Plug-in hybrids (PHEVs) also saw strong growth, up 28.8% to 21,382 units. In contrast, the hybrid electric vehicle (HEV) market shrank by -8.5%, while new petrol registrations dropped -4.2% and diesel volumes remained flat.
> MORE: New car market registrations by brand
In the first half of 2025, BEV sales have surged 34.6% to 224,841 units – but this still falls short of the 28% market share mandated for the year, with the current figure standing at just 21.6%.
The gap, SMMT noted, has been bridged through £6.5 billion in industry-funded discounts over the past 18 months.
“As we have seen in other countries, government incentives can supercharge the market transition, without which the climate change ambitions we all share will be under threat,” Hawes warned.

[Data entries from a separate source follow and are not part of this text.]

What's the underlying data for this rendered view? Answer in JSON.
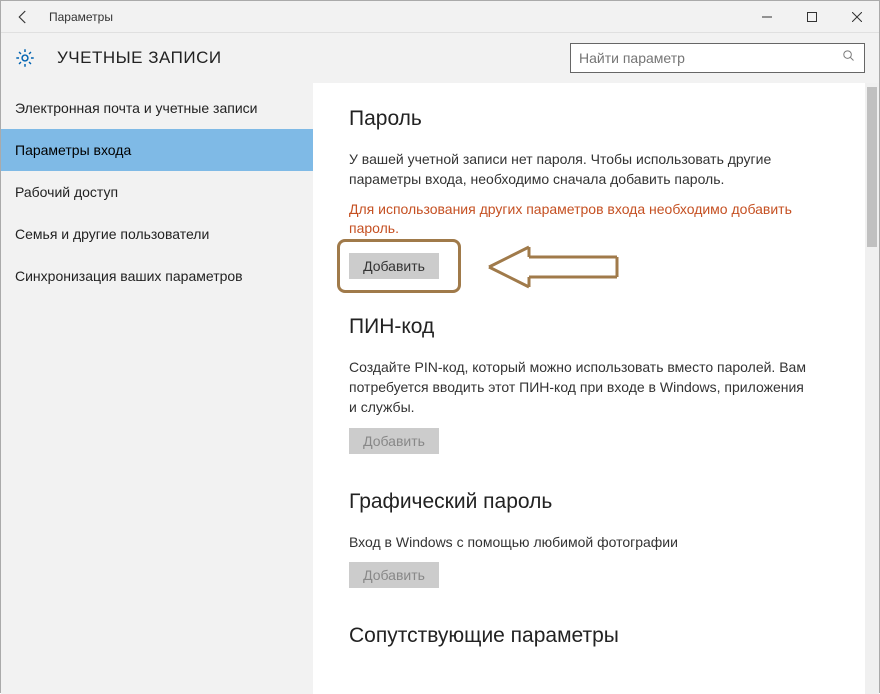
{
  "window": {
    "title": "Параметры"
  },
  "header": {
    "category": "УЧЕТНЫЕ ЗАПИСИ",
    "search_placeholder": "Найти параметр"
  },
  "sidebar": {
    "items": [
      {
        "label": "Электронная почта и учетные записи"
      },
      {
        "label": "Параметры входа"
      },
      {
        "label": "Рабочий доступ"
      },
      {
        "label": "Семья и другие пользователи"
      },
      {
        "label": "Синхронизация ваших параметров"
      }
    ],
    "selected_index": 1
  },
  "content": {
    "password": {
      "title": "Пароль",
      "desc": "У вашей учетной записи нет пароля. Чтобы использовать другие параметры входа, необходимо сначала добавить пароль.",
      "warn": "Для использования других параметров входа необходимо добавить пароль.",
      "button": "Добавить"
    },
    "pin": {
      "title": "ПИН-код",
      "desc": "Создайте PIN-код, который можно использовать вместо паролей. Вам потребуется вводить этот ПИН-код при входе в Windows, приложения и службы.",
      "button": "Добавить"
    },
    "picture": {
      "title": "Графический пароль",
      "desc": "Вход в Windows с помощью любимой фотографии",
      "button": "Добавить"
    },
    "related": {
      "title": "Сопутствующие параметры"
    }
  }
}
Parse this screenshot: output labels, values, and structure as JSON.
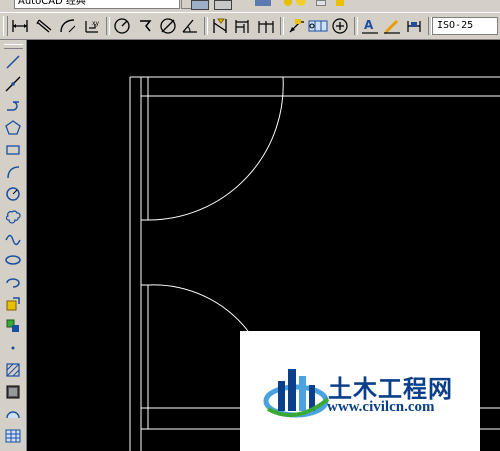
{
  "top_strip": {
    "workspace_label": "AutoCAD 经典"
  },
  "toolbar": {
    "dim_style_value": "ISO-25",
    "buttons": [
      {
        "name": "linear-dimension"
      },
      {
        "name": "aligned-dimension"
      },
      {
        "name": "arc-length-dimension"
      },
      {
        "name": "ordinate-dimension"
      },
      {
        "name": "radius-dimension"
      },
      {
        "name": "jogged-dimension"
      },
      {
        "name": "diameter-dimension"
      },
      {
        "name": "angular-dimension"
      },
      {
        "name": "quick-dimension"
      },
      {
        "name": "baseline-dimension"
      },
      {
        "name": "continue-dimension"
      },
      {
        "name": "quick-leader"
      },
      {
        "name": "tolerance"
      },
      {
        "name": "center-mark"
      },
      {
        "name": "dimension-edit"
      },
      {
        "name": "dimension-text-edit"
      },
      {
        "name": "dimension-update"
      }
    ]
  },
  "draw_toolbar": {
    "buttons": [
      {
        "name": "line"
      },
      {
        "name": "construction-line"
      },
      {
        "name": "polyline"
      },
      {
        "name": "polygon"
      },
      {
        "name": "rectangle"
      },
      {
        "name": "arc"
      },
      {
        "name": "circle"
      },
      {
        "name": "revision-cloud"
      },
      {
        "name": "spline"
      },
      {
        "name": "ellipse"
      },
      {
        "name": "ellipse-arc"
      },
      {
        "name": "insert-block"
      },
      {
        "name": "make-block"
      },
      {
        "name": "point"
      },
      {
        "name": "hatch"
      },
      {
        "name": "gradient"
      },
      {
        "name": "region"
      },
      {
        "name": "table"
      }
    ]
  },
  "watermark": {
    "title": "土木工程网",
    "url": "www.civilcn.com",
    "colors": {
      "blue": "#0b3f8a",
      "green": "#39a935",
      "light_blue": "#4aa3df"
    }
  },
  "colors": {
    "canvas_bg": "#000000",
    "ui_bg": "#d4d0c8",
    "drawing_lines": "#ffffff"
  }
}
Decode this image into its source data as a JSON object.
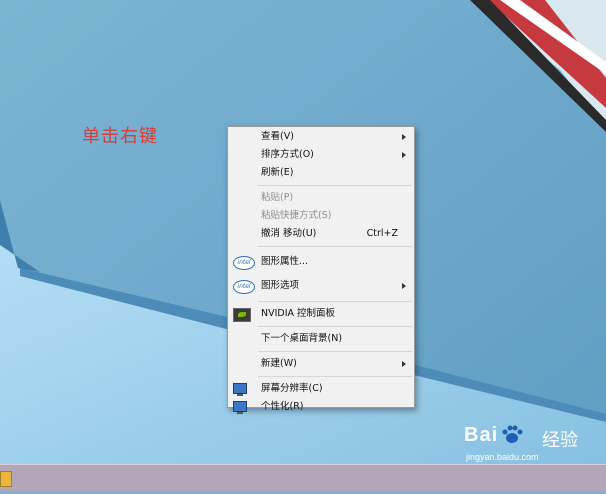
{
  "desktop": {
    "hint_text": "单击右键"
  },
  "context_menu": {
    "view": "查看(V)",
    "sort_by": "排序方式(O)",
    "refresh": "刷新(E)",
    "paste": "粘贴(P)",
    "paste_shortcut": "粘贴快捷方式(S)",
    "undo_move": "撤消 移动(U)",
    "undo_shortcut": "Ctrl+Z",
    "graphics_properties": "图形属性...",
    "graphics_options": "图形选项",
    "nvidia_control_panel": "NVIDIA 控制面板",
    "next_desktop_background": "下一个桌面背景(N)",
    "new": "新建(W)",
    "screen_resolution": "屏幕分辨率(C)",
    "personalize": "个性化(R)",
    "intel_icon_text": "intel"
  },
  "watermark": {
    "brand_left": "Bai",
    "brand_right": "经验",
    "url": "jingyan.baidu.com"
  },
  "colors": {
    "hint_text": "#d0413d",
    "desktop_bg": "#7fb3d1",
    "menu_bg": "#f1f1f1"
  }
}
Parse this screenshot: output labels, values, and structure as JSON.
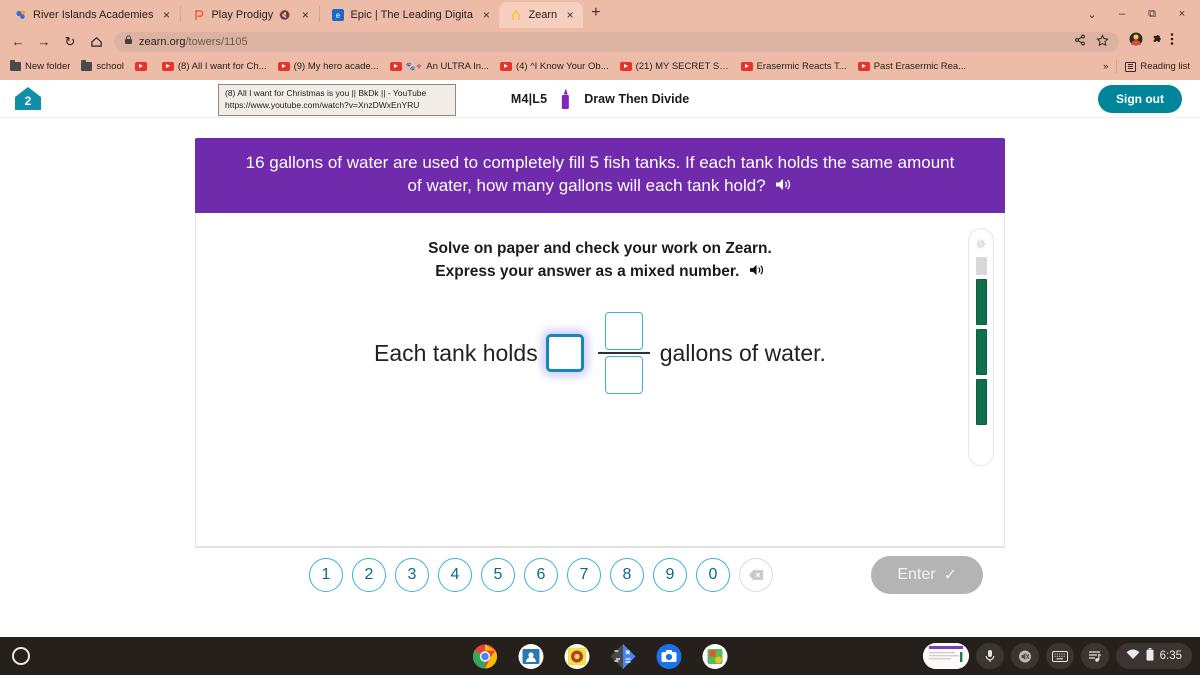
{
  "browser": {
    "tabs": [
      {
        "title": "River Islands Academies",
        "favicon": "riverislands-icon",
        "active": false,
        "muted": false
      },
      {
        "title": "Play Prodigy",
        "favicon": "prodigy-icon",
        "active": false,
        "muted": true
      },
      {
        "title": "Epic | The Leading Digital Library",
        "favicon": "epic-icon",
        "active": false,
        "muted": false
      },
      {
        "title": "Zearn",
        "favicon": "zearn-icon",
        "active": true,
        "muted": false
      }
    ],
    "new_tab_label": "+",
    "close_label": "×",
    "window_controls": {
      "chevron": "⌄",
      "minimize": "–",
      "maximize": "❐",
      "close": "×"
    },
    "nav": {
      "back": "←",
      "forward": "→",
      "reload": "↻",
      "home": "⌂"
    },
    "url": {
      "lock": "lock-icon",
      "domain": "zearn.org",
      "path": "/towers/1105"
    },
    "omnibox_actions": {
      "share": "share-icon",
      "bookmark": "star-icon"
    },
    "toolbar_tail": {
      "profile": "profile-avatar",
      "extensions": "puzzle-icon",
      "menu": "three-dot-menu"
    },
    "bookmarks": [
      {
        "label": "New folder",
        "icon": "folder-icon"
      },
      {
        "label": "school",
        "icon": "folder-icon"
      },
      {
        "label": "",
        "icon": "youtube-icon"
      },
      {
        "label": "(8) All I want for Ch...",
        "icon": "youtube-icon"
      },
      {
        "label": "(9) My hero acade...",
        "icon": "youtube-icon"
      },
      {
        "label": "An ULTRA In...",
        "icon": "youtube-icon"
      },
      {
        "label": "(4) ^I Know Your Ob...",
        "icon": "youtube-icon"
      },
      {
        "label": "(21) MY SECRET SA...",
        "icon": "youtube-icon"
      },
      {
        "label": "Erasermic Reacts T...",
        "icon": "youtube-icon"
      },
      {
        "label": "Past Erasermic Rea...",
        "icon": "youtube-icon"
      }
    ],
    "bookmarks_overflow": "»",
    "reading_list": "Reading list",
    "tooltip": {
      "title": "(8) All I want for Christmas is you || BkDk || - YouTube",
      "url": "https://www.youtube.com/watch?v=XnzDWxEnYRU"
    }
  },
  "app": {
    "logo_name": "zearn-house-logo",
    "lesson_code": "M4|L5",
    "lesson_title": "Draw Then Divide",
    "pencil_icon": "pencil-icon",
    "sign_out": "Sign out",
    "prompt": "16 gallons of water are used to completely fill 5 fish tanks. If each tank holds the same amount of water, how many gallons will each tank hold?",
    "prompt_audio_icon": "speaker-icon",
    "instruction_line1": "Solve on paper and check your work on Zearn.",
    "instruction_line2": "Express your answer as a mixed number.",
    "instruction_audio_icon": "speaker-icon",
    "answer": {
      "lead_text": "Each tank holds",
      "whole_value": "",
      "numerator_value": "",
      "denominator_value": "",
      "trail_text": "gallons of water."
    },
    "numpad": {
      "keys": [
        "1",
        "2",
        "3",
        "4",
        "5",
        "6",
        "7",
        "8",
        "9",
        "0"
      ],
      "backspace_icon": "backspace-icon",
      "enter_label": "Enter",
      "enter_check": "✓"
    },
    "tower": {
      "star_icon": "sparkle-icon",
      "segments": [
        "empty",
        "full",
        "full",
        "full"
      ]
    },
    "colors": {
      "prompt_purple": "#6f2bac",
      "accent_teal": "#00859b",
      "box_blue": "#1489b8",
      "frac_blue": "#3ab3d6",
      "tower_green": "#10704b",
      "enter_gray": "#b4b4b4"
    }
  },
  "shelf": {
    "launcher": "launcher-button",
    "apps": [
      "chrome-icon",
      "classroom-icon",
      "game-icon",
      "calculator-icon",
      "camera-icon",
      "sticker-app-icon"
    ],
    "status": {
      "window_thumb": "window-preview",
      "mic": "microphone-icon",
      "volume": "volume-muted-icon",
      "keyboard": "keyboard-icon",
      "media": "media-playlist-icon",
      "wifi": "wifi-icon",
      "battery": "battery-icon",
      "time": "6:35"
    }
  }
}
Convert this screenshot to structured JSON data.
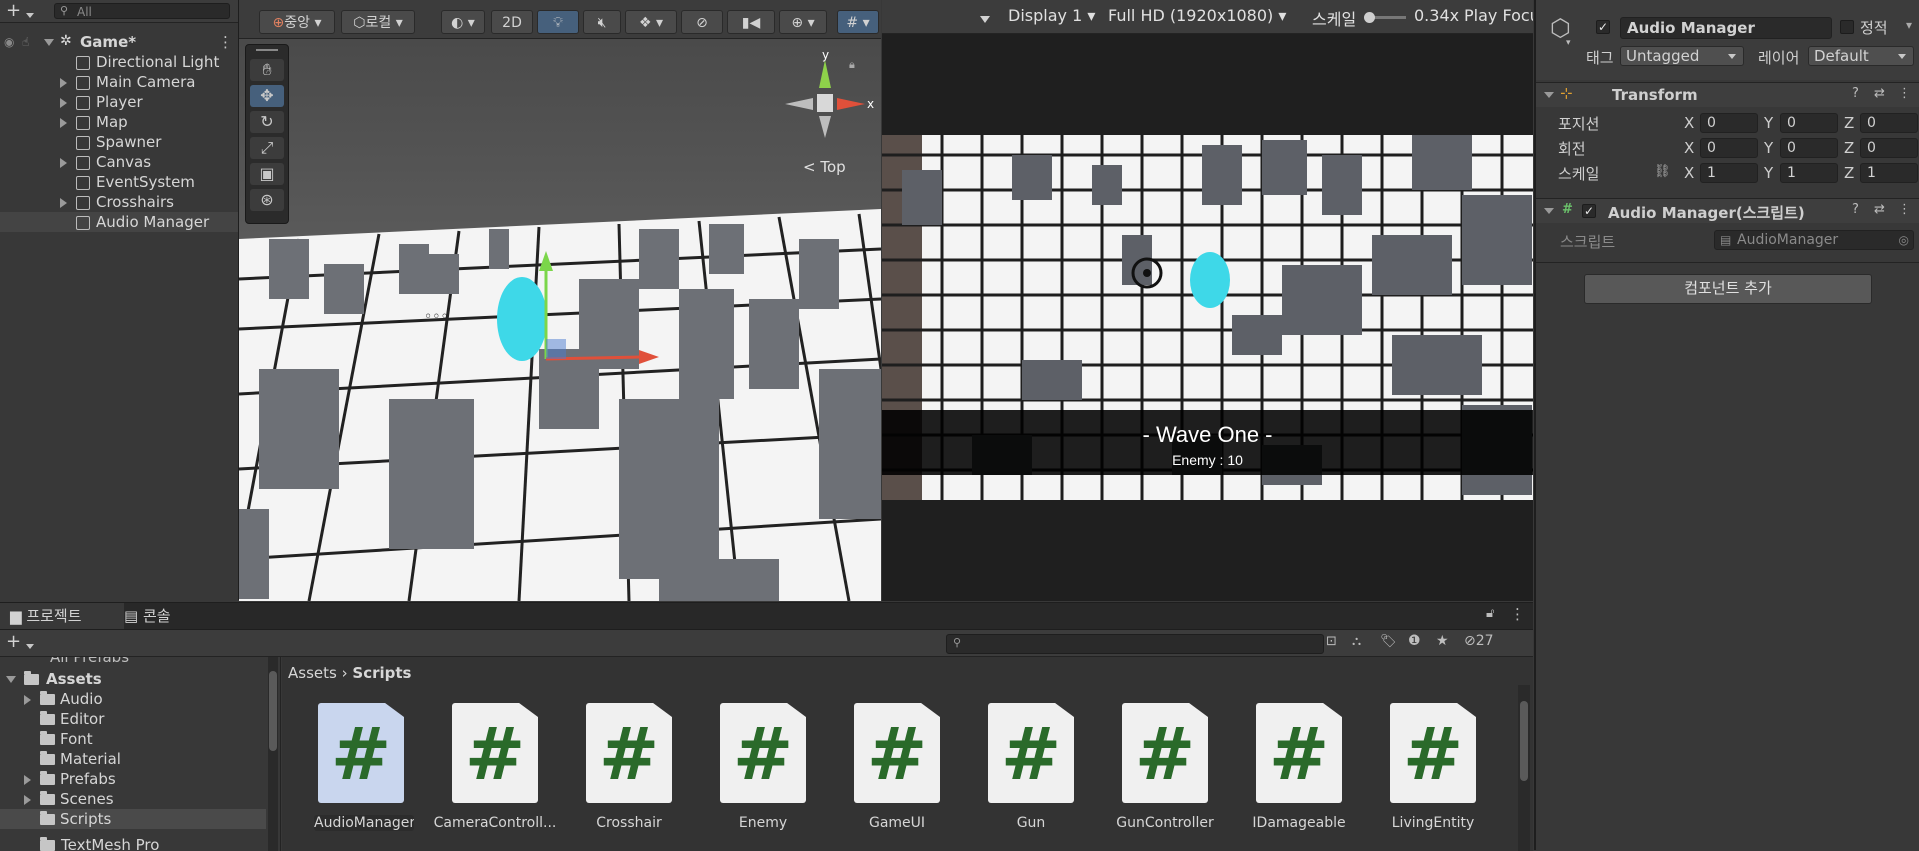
{
  "hierarchy": {
    "search_placeholder": "All",
    "scene_name": "Game*",
    "items": [
      {
        "label": "Directional Light",
        "expandable": false
      },
      {
        "label": "Main Camera",
        "expandable": true
      },
      {
        "label": "Player",
        "expandable": true
      },
      {
        "label": "Map",
        "expandable": true
      },
      {
        "label": "Spawner",
        "expandable": false
      },
      {
        "label": "Canvas",
        "expandable": true
      },
      {
        "label": "EventSystem",
        "expandable": false
      },
      {
        "label": "Crosshairs",
        "expandable": true
      },
      {
        "label": "Audio Manager",
        "expandable": false
      }
    ]
  },
  "scene": {
    "pivot_label": "중앙",
    "space_label": "로컬",
    "mode_2d": "2D",
    "gizmo_view_label": "Top",
    "axis_y": "y",
    "axis_x": "x"
  },
  "game": {
    "display": "Display 1",
    "resolution": "Full HD (1920x1080)",
    "scale_label": "스케일",
    "scale_value": "0.34x",
    "play_focus": "Play Focu",
    "wave_title": "- Wave One -",
    "enemy_count": "Enemy : 10"
  },
  "inspector": {
    "object_name": "Audio Manager",
    "static_label": "정적",
    "tag_label": "태그",
    "tag_value": "Untagged",
    "layer_label": "레이어",
    "layer_value": "Default",
    "transform_title": "Transform",
    "position_label": "포지션",
    "rotation_label": "회전",
    "scale_label": "스케일",
    "position": {
      "x": "0",
      "y": "0",
      "z": "0"
    },
    "rotation": {
      "x": "0",
      "y": "0",
      "z": "0"
    },
    "scale": {
      "x": "1",
      "y": "1",
      "z": "1"
    },
    "axis_x": "X",
    "axis_y": "Y",
    "axis_z": "Z",
    "script_component_title": "Audio Manager(스크립트)",
    "script_label": "스크립트",
    "script_value": "AudioManager",
    "add_component": "컴포넌트 추가"
  },
  "project": {
    "tab_project": "프로젝트",
    "tab_console": "콘솔",
    "hidden_count": "27",
    "breadcrumb_root": "Assets",
    "breadcrumb_current": "Scripts",
    "tree_cut_top": "All Prefabs",
    "tree_root": "Assets",
    "tree_items": [
      {
        "label": "Audio",
        "expandable": true
      },
      {
        "label": "Editor",
        "expandable": false
      },
      {
        "label": "Font",
        "expandable": false
      },
      {
        "label": "Material",
        "expandable": false
      },
      {
        "label": "Prefabs",
        "expandable": true
      },
      {
        "label": "Scenes",
        "expandable": true
      },
      {
        "label": "Scripts",
        "expandable": false
      }
    ],
    "tree_cut_bottom": "TextMesh Pro",
    "assets": [
      {
        "label": "AudioManager",
        "selected": true
      },
      {
        "label": "CameraControll...",
        "selected": false
      },
      {
        "label": "Crosshair",
        "selected": false
      },
      {
        "label": "Enemy",
        "selected": false
      },
      {
        "label": "GameUI",
        "selected": false
      },
      {
        "label": "Gun",
        "selected": false
      },
      {
        "label": "GunController",
        "selected": false
      },
      {
        "label": "IDamageable",
        "selected": false
      },
      {
        "label": "LivingEntity",
        "selected": false
      }
    ],
    "asset_glyph": "#"
  },
  "colors": {
    "editor_bg": "#383838",
    "selection_blue": "#46607c",
    "script_green": "#2a6a2a"
  }
}
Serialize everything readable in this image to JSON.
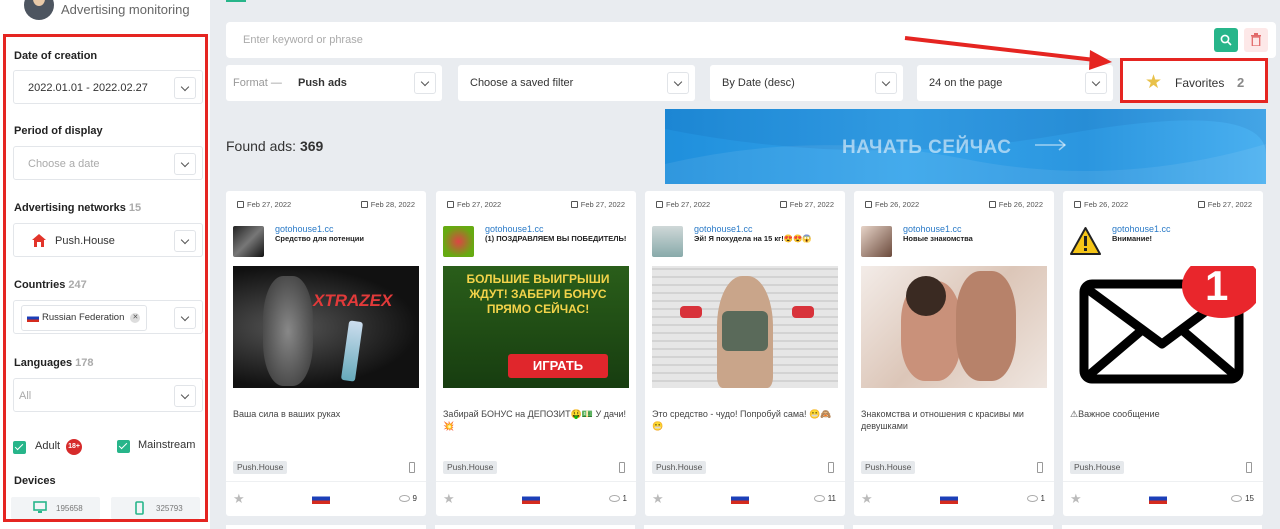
{
  "app": {
    "subtitle": "Advertising monitoring"
  },
  "filters": {
    "date_of_creation": {
      "label": "Date of creation",
      "value": "2022.01.01 - 2022.02.27"
    },
    "period_of_display": {
      "label": "Period of display",
      "placeholder": "Choose a date"
    },
    "advertising_networks": {
      "label": "Advertising networks",
      "count": "15",
      "value": "Push.House"
    },
    "countries": {
      "label": "Countries",
      "count": "247",
      "chip": "Russian Federation"
    },
    "languages": {
      "label": "Languages",
      "count": "178",
      "value": "All"
    },
    "adult": {
      "label": "Adult",
      "badge": "18+"
    },
    "mainstream": {
      "label": "Mainstream"
    },
    "devices": {
      "label": "Devices",
      "desktop_count": "195658",
      "mobile_count": "325793"
    }
  },
  "search": {
    "placeholder": "Enter keyword or phrase"
  },
  "toolbar": {
    "format_label": "Format —",
    "format_value": "Push ads",
    "saved_filter": "Choose a saved filter",
    "sort": "By Date (desc)",
    "per_page": "24 on the page",
    "favorites_label": "Favorites",
    "favorites_count": "2"
  },
  "results": {
    "found_label": "Found ads:",
    "found_count": "369"
  },
  "banner": {
    "text": "НАЧАТЬ СЕЙЧАС"
  },
  "colors": {
    "accent": "#27b58a",
    "highlight": "#e52521",
    "link": "#2a7ac7"
  },
  "cards": [
    {
      "date_start": "Feb 27, 2022",
      "date_end": "Feb 28, 2022",
      "domain": "gotohouse1.cc",
      "title": "Средство для потенции",
      "image_text": "XTRAZEX",
      "description": "Ваша сила в ваших руках",
      "network": "Push.House",
      "views": "9"
    },
    {
      "date_start": "Feb 27, 2022",
      "date_end": "Feb 27, 2022",
      "domain": "gotohouse1.cc",
      "title": "(1) ПОЗДРАВЛЯЕМ ВЫ ПОБЕДИТЕЛЬ!",
      "image_text": "БОЛЬШИЕ ВЫИГРЫШИ ЖДУТ! ЗАБЕРИ БОНУС ПРЯМО СЕЙЧАС!",
      "image_button": "ИГРАТЬ",
      "description": "Забирай БОНУС на ДЕПОЗИТ🤑💵 У дачи!💥",
      "network": "Push.House",
      "views": "1"
    },
    {
      "date_start": "Feb 27, 2022",
      "date_end": "Feb 27, 2022",
      "domain": "gotohouse1.cc",
      "title": "Эй! Я похудела на 15 кг!😍😍😱",
      "description": "Это средство - чудо! Попробуй сама! 😬🙈😬",
      "network": "Push.House",
      "views": "11"
    },
    {
      "date_start": "Feb 26, 2022",
      "date_end": "Feb 26, 2022",
      "domain": "gotohouse1.cc",
      "title": "Новые знакомства",
      "description": "Знакомства и отношения с красивы ми девушками",
      "network": "Push.House",
      "views": "1"
    },
    {
      "date_start": "Feb 26, 2022",
      "date_end": "Feb 27, 2022",
      "domain": "gotohouse1.cc",
      "title": "Внимание!",
      "image_badge": "1",
      "description": "⚠Важное сообщение",
      "network": "Push.House",
      "views": "15"
    }
  ]
}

A recent SMMT survey of automotive CEOs found that 55% believe the UK is “significantly behind plan” in its goal to ban the sale of new petrol and diesel cars by 2030.
SMMT has called for urgent government action to stimulate private demand for BEVs, including revising the recently introduced Vehicle Excise Duty (VED) Expensive Car Supplement (ECS). The ECS, now applied to EVs, is expected to cost buyers over £360 million this year alone – a move SMMT says is acting as a "brake" on demand.
Amending the ECS to exclude most BEVs and cutting VAT on new EVs and public charging could unlock substantial growth. According to industry modelling, such measures could deliver an additional 267,000 BEVs over three years, cutting six million tonnes of CO₂ annually.
“Fiscal incentives for private BEV sales are the biggest single action needed to boost BEV demand, economic growth and the UK’s automotive manufacturing base – a key objective of government’s new Industrial Strategy,” Hawes said.
“The new car market in June has considerably grown, with a 6.7% increase in registrations.” said Sue Robinson, chief executive of the National Franchised Dealers Association (NFDA), which represents franchised car and commercial vehicle retailers in the UK commenting on the latest SMMT new car registration figures.
Robinson concluded: “Whilst NFDA is pleased to see the new vehicle market’s growth, we are concerned that the macro environment remains difficult for franchised dealers. The industry still faces several pressures such as weak economic growth, inflation above BoE’s target and effects from April’s policy changes. Electric vehicles will likely continue their increase however they remain below the stretching ZEV Mandate targets for 2025. We will also monitor whether the funding for EVs announced in the Chancellors Spending Review will contribute to further growth.”